Sınav kaygısının sorun olması durumu ne zaman karşımıza çıkar.
Sınav kaygısının ortaya çıkışının sebeplerinden biri; sınava girecek bireyin üzerindeki baskı ne kadar hissedilir hale gelmiş ise o kadar ortaya belirgin olarak çıkması söz konusudur. Sınava girecek bireyin özellikleri tanınmadan, kapasitesi bilinmeden beklenti düzeyi yükselmiş ise bu öğrencilerde sınav kaygısı olumsuz bir halin tetikleyicisi olarak fonksiyonel hale gelmiş olacaktır. Diğer bir etkende sınavın kendisine yüklenen anlam veya sınavın her şeymiş gibi görülmeye çalışılmış olması.
Çevremize baktığımızda her sınav bütün bireylerde ayni seviyede bir stres oluşturmamaktadır. Aslında bunun sebebi fiziki ve sosyal çevrenin bu sınava yüklediği anlamla paralellik kazanmaktadır. Sınava girecek çocuğu olan ailelerin bazıları, yapılan maddi ve manevi yatırımların mutlaka karşılık bulmasını, hatta bire bir karşılık bulması gerektiğini düşünmektedirler.
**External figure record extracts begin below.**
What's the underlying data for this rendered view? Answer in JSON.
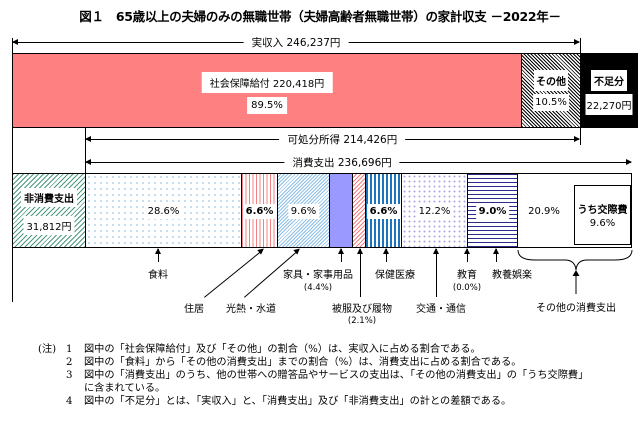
{
  "title": "図１　65歳以上の夫婦のみの無職世帯（夫婦高齢者無職世帯）の家計収支 －2022年－",
  "chart_data": {
    "type": "bar",
    "orientation": "horizontal-stacked",
    "income": {
      "label": "実収入 246,237円",
      "total": 246237,
      "segments": [
        {
          "name": "社会保障給付",
          "label": "社会保障給付  220,418円",
          "value": 220418,
          "pct": "89.5%",
          "color": "#ff8080"
        },
        {
          "name": "その他",
          "label": "その他",
          "pct": "10.5%",
          "pattern": "dense-hatch"
        },
        {
          "name": "不足分",
          "label": "不足分",
          "value_label": "22,270円",
          "value": 22270,
          "color": "#000000"
        }
      ]
    },
    "disposable_income": {
      "label": "可処分所得  214,426円",
      "value": 214426
    },
    "consumption": {
      "label": "消費支出  236,696円",
      "value": 236696
    },
    "expenditure": {
      "non_consumption": {
        "label": "非消費支出",
        "value_label": "31,812円",
        "value": 31812
      },
      "segments": [
        {
          "name": "食料",
          "pct": 28.6,
          "pct_label": "28.6%"
        },
        {
          "name": "住居",
          "pct": 6.6,
          "pct_label": "6.6%"
        },
        {
          "name": "光熱・水道",
          "pct": 9.6,
          "pct_label": "9.6%"
        },
        {
          "name": "家具・家事用品",
          "pct": 4.4,
          "pct_label": "(4.4%)"
        },
        {
          "name": "被服及び履物",
          "pct": 2.1,
          "pct_label": "(2.1%)"
        },
        {
          "name": "保健医療",
          "pct": 6.6,
          "pct_label": "6.6%"
        },
        {
          "name": "交通・通信",
          "pct": 12.2,
          "pct_label": "12.2%"
        },
        {
          "name": "教育",
          "pct": 0.0,
          "pct_label": "(0.0%)"
        },
        {
          "name": "教養娯楽",
          "pct": 9.0,
          "pct_label": "9.0%"
        },
        {
          "name": "その他の消費支出",
          "pct": 20.9,
          "pct_label": "20.9%"
        }
      ],
      "social_expense": {
        "label": "うち交際費",
        "pct": 9.6,
        "pct_label": "9.6%"
      }
    }
  },
  "notes": {
    "prefix": "(注)",
    "items": [
      {
        "num": "1",
        "text": "図中の「社会保障給付」及び「その他」の割合（%）は、実収入に占める割合である。"
      },
      {
        "num": "2",
        "text": "図中の「食料」から「その他の消費支出」までの割合（%）は、消費支出に占める割合である。"
      },
      {
        "num": "3",
        "text": "図中の「消費支出」のうち、他の世帯への贈答品やサービスの支出は、「その他の消費支出」の「うち交際費」",
        "cont": "に含まれている。"
      },
      {
        "num": "4",
        "text": "図中の「不足分」とは、「実収入」と、「消費支出」及び「非消費支出」の計との差額である。"
      }
    ]
  }
}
Buda çocuklar üzerinde aşırı bir baskı oluşturmakta bunun sonucu aşırı kaygıyı doğurmaktadır.

AİLELERDEKİ YAKLAŞIMLARIN BAZILARI SINAV KORKUSU OLUŞTURABİLİRLER!

Aileler özellikle sınav dönemlerinde çocuklarıyla birlikte iken ne gibi yanlış vurgulamalar yapıyorlar ki, bu yanlış vurgulamalar ya da yüksek beklentiler aşırı kaygıya sebep oluyor. Aşırı sınav kaygısı üzerinde etkili olan etmenler; ebeveynlerin sınava nasıl bir anlam yükledikleri ile çok ilgilidir. Eğer sınav aileler için;

• Bir hayat memat meselesi olarak görüyorlarsa( Çocuğum bu sınavı bir kazanamazsan bizim için…)
• Sana güveniyoruz. Sen başaracaksın. Sende o potansiyel var.
• Kazanamazsan bu senin son sınavın bilesin.
• Biz senin için ne fedakârlıklar yaptık görüyorsundur değil mi?
• Geçen sene abinin kaç yaptığını biliyorsun. Teyzenin kızının deneme sonuçlarına baktın mı?
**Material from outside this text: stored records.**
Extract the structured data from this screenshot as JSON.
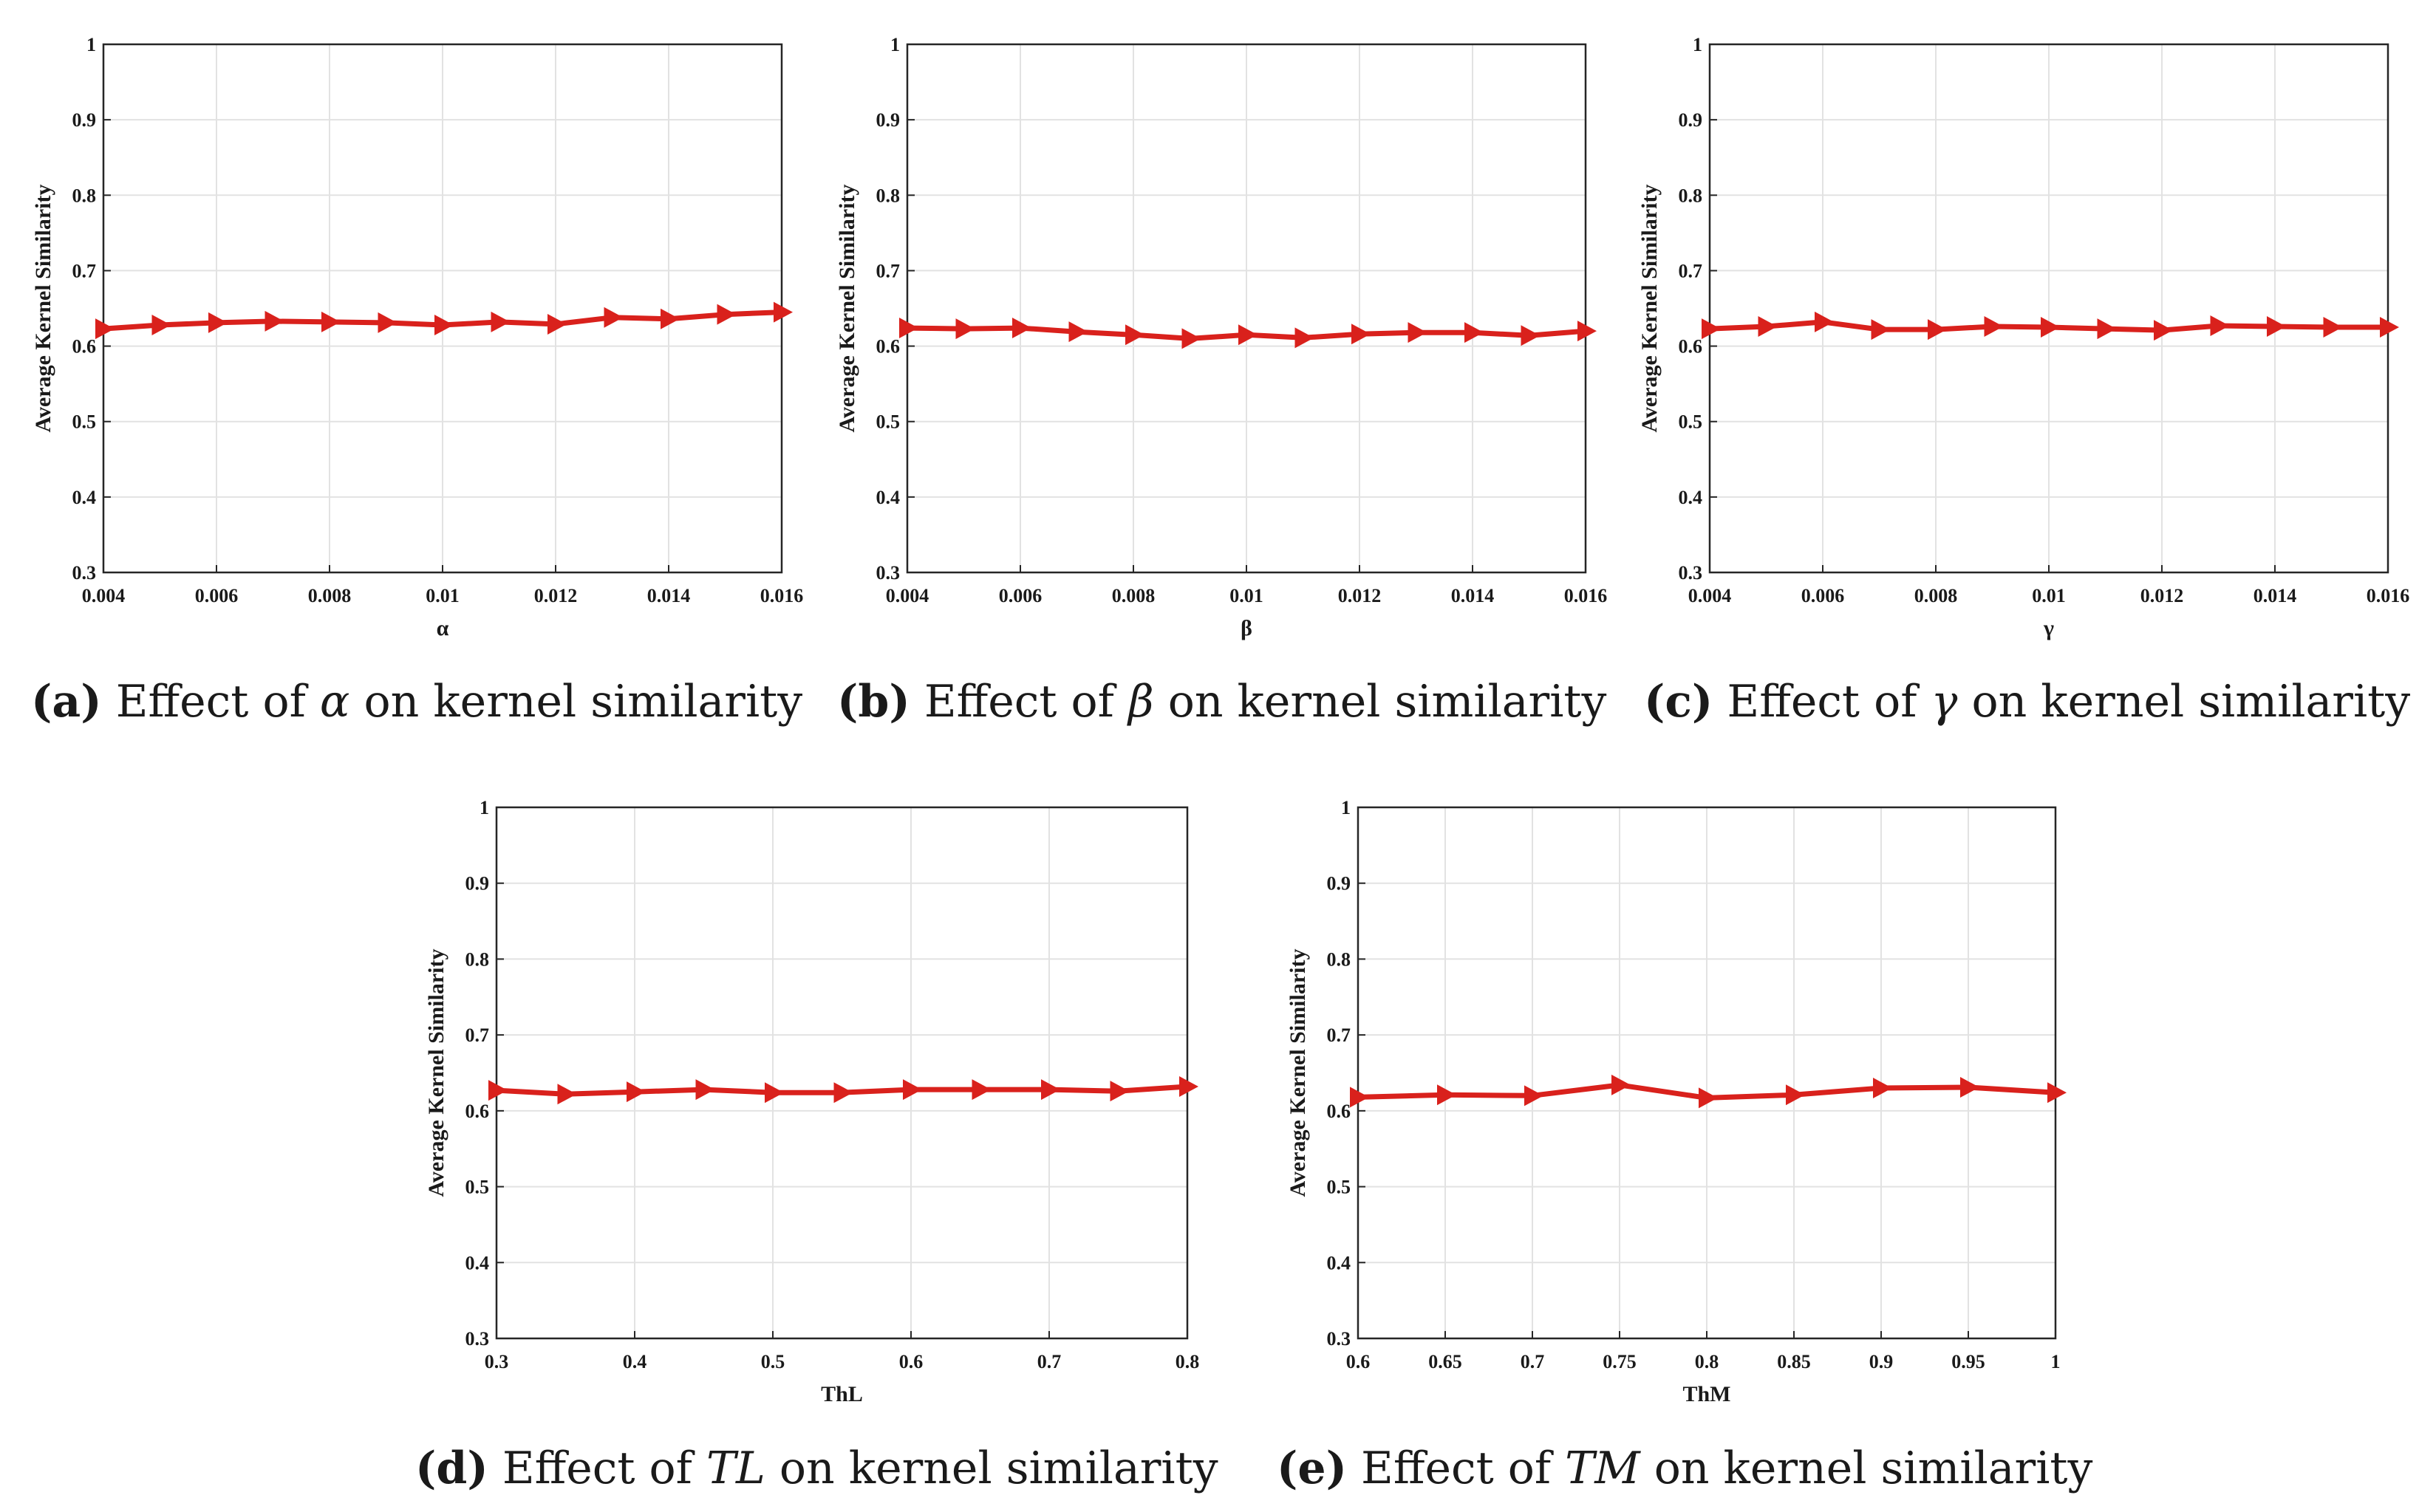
{
  "chart_data": [
    {
      "type": "line",
      "panel": "a",
      "xlabel": "α",
      "ylabel": "Average Kernel Similarity",
      "xlim": [
        0.004,
        0.016
      ],
      "ylim": [
        0.3,
        1
      ],
      "xticks": [
        "0.004",
        "0.006",
        "0.008",
        "0.01",
        "0.012",
        "0.014",
        "0.016"
      ],
      "yticks": [
        "0.3",
        "0.4",
        "0.5",
        "0.6",
        "0.7",
        "0.8",
        "0.9",
        "1"
      ],
      "x": [
        0.004,
        0.005,
        0.006,
        0.007,
        0.008,
        0.009,
        0.01,
        0.011,
        0.012,
        0.013,
        0.014,
        0.015,
        0.016
      ],
      "values": [
        0.623,
        0.628,
        0.631,
        0.633,
        0.632,
        0.631,
        0.628,
        0.632,
        0.629,
        0.638,
        0.636,
        0.642,
        0.645
      ],
      "caption": {
        "tag": "(a)",
        "pre": "Effect of",
        "sym": "α",
        "post": "on kernel similarity"
      }
    },
    {
      "type": "line",
      "panel": "b",
      "xlabel": "β",
      "ylabel": "Average Kernel Similarity",
      "xlim": [
        0.004,
        0.016
      ],
      "ylim": [
        0.3,
        1
      ],
      "xticks": [
        "0.004",
        "0.006",
        "0.008",
        "0.01",
        "0.012",
        "0.014",
        "0.016"
      ],
      "yticks": [
        "0.3",
        "0.4",
        "0.5",
        "0.6",
        "0.7",
        "0.8",
        "0.9",
        "1"
      ],
      "x": [
        0.004,
        0.005,
        0.006,
        0.007,
        0.008,
        0.009,
        0.01,
        0.011,
        0.012,
        0.013,
        0.014,
        0.015,
        0.016
      ],
      "values": [
        0.624,
        0.623,
        0.624,
        0.619,
        0.615,
        0.61,
        0.615,
        0.611,
        0.616,
        0.618,
        0.618,
        0.614,
        0.62
      ],
      "caption": {
        "tag": "(b)",
        "pre": "Effect of",
        "sym": "β",
        "post": "on kernel similarity"
      }
    },
    {
      "type": "line",
      "panel": "c",
      "xlabel": "γ",
      "ylabel": "Average Kernel Similarity",
      "xlim": [
        0.004,
        0.016
      ],
      "ylim": [
        0.3,
        1
      ],
      "xticks": [
        "0.004",
        "0.006",
        "0.008",
        "0.01",
        "0.012",
        "0.014",
        "0.016"
      ],
      "yticks": [
        "0.3",
        "0.4",
        "0.5",
        "0.6",
        "0.7",
        "0.8",
        "0.9",
        "1"
      ],
      "x": [
        0.004,
        0.005,
        0.006,
        0.007,
        0.008,
        0.009,
        0.01,
        0.011,
        0.012,
        0.013,
        0.014,
        0.015,
        0.016
      ],
      "values": [
        0.623,
        0.626,
        0.632,
        0.622,
        0.622,
        0.626,
        0.625,
        0.623,
        0.621,
        0.627,
        0.626,
        0.625,
        0.625
      ],
      "caption": {
        "tag": "(c)",
        "pre": "Effect of",
        "sym": "γ",
        "post": "on kernel similarity"
      }
    },
    {
      "type": "line",
      "panel": "d",
      "xlabel": "ThL",
      "ylabel": "Average Kernel Similarity",
      "xlim": [
        0.3,
        0.8
      ],
      "ylim": [
        0.3,
        1
      ],
      "xticks": [
        "0.3",
        "0.4",
        "0.5",
        "0.6",
        "0.7",
        "0.8"
      ],
      "yticks": [
        "0.3",
        "0.4",
        "0.5",
        "0.6",
        "0.7",
        "0.8",
        "0.9",
        "1"
      ],
      "x": [
        0.3,
        0.35,
        0.4,
        0.45,
        0.5,
        0.55,
        0.6,
        0.65,
        0.7,
        0.75,
        0.8
      ],
      "values": [
        0.627,
        0.622,
        0.625,
        0.628,
        0.624,
        0.624,
        0.628,
        0.628,
        0.628,
        0.626,
        0.632
      ],
      "caption": {
        "tag": "(d)",
        "pre": "Effect of",
        "sym": "TL",
        "post": "on kernel similarity"
      }
    },
    {
      "type": "line",
      "panel": "e",
      "xlabel": "ThM",
      "ylabel": "Average Kernel Similarity",
      "xlim": [
        0.6,
        1
      ],
      "ylim": [
        0.3,
        1
      ],
      "xticks": [
        "0.6",
        "0.65",
        "0.7",
        "0.75",
        "0.8",
        "0.85",
        "0.9",
        "0.95",
        "1"
      ],
      "yticks": [
        "0.3",
        "0.4",
        "0.5",
        "0.6",
        "0.7",
        "0.8",
        "0.9",
        "1"
      ],
      "x": [
        0.6,
        0.65,
        0.7,
        0.75,
        0.8,
        0.85,
        0.9,
        0.95,
        1.0
      ],
      "values": [
        0.618,
        0.621,
        0.62,
        0.634,
        0.617,
        0.621,
        0.63,
        0.631,
        0.624
      ],
      "caption": {
        "tag": "(e)",
        "pre": "Effect of",
        "sym": "TM",
        "post": "on kernel similarity"
      }
    }
  ],
  "colors": {
    "series": "#d9211c",
    "grid": "#e2e2e2",
    "axis": "#262626"
  }
}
Bunların yanı sıra başarıları ödüllendirilmiş olabilir. Ancak veliler çocuklarının küçük başarılarını abartılı olarak ödüllendirdikleri için başarı abartılmış olacaktır. Buda öğrencilerde aşırı kaygının ortaya çıkmasına sebep olur oda sınav kaygısına dönüşebilir. Bu sınavda başarılı olamazsam kaybedeceklerin büyüklüğünü hayal ediyor olabilir. Sınavı kazanırsan yaz tatilin yurt dışında veya altına araban hazır. Ya kazanamaz isen kaybı çok sonucu kaygının derecesini arttırmaktadır.

AİLELERİN BU OLUMSUZ YAKLAŞIMLARI SINAVA HAZIRLANAN GENÇLERDE NASIL BİR ETKİ BIRAKMAKTADIR.

Sınava hazırlanan gençler sınavları kazanamadıkları zaman ailelerinin tüm güvenlerini kaybedeceklerini sanmaktadırlar. Sadece güven kaybı değil belki de sevgilerini kaybedeceklerini kanaati oluşmaktadırlar. Ailelerin verdikleri emeklerin boşa gitmiş olacağı korkusu da cabası. Bunların yanı sıra kendilerini ispat edememiş olmaları hem kendilerine güveni kaybetlerine hem de büyüklerinin artık onlara güvenmeyeceği sonucunu çıkarmaları sonucunu doğuracaktır.
Oysaki sınavlar çocuklarımız çalışma azmini arttırmak için bir süreç değil midir? Sınavların sonuçları öğrencilerimizin bilgi seviyesini ölçmektedir. Kişilik durumlarını ölçme aracı değildir. Bunun sonucunda kişilik bozulmaları oluşmamalıdır.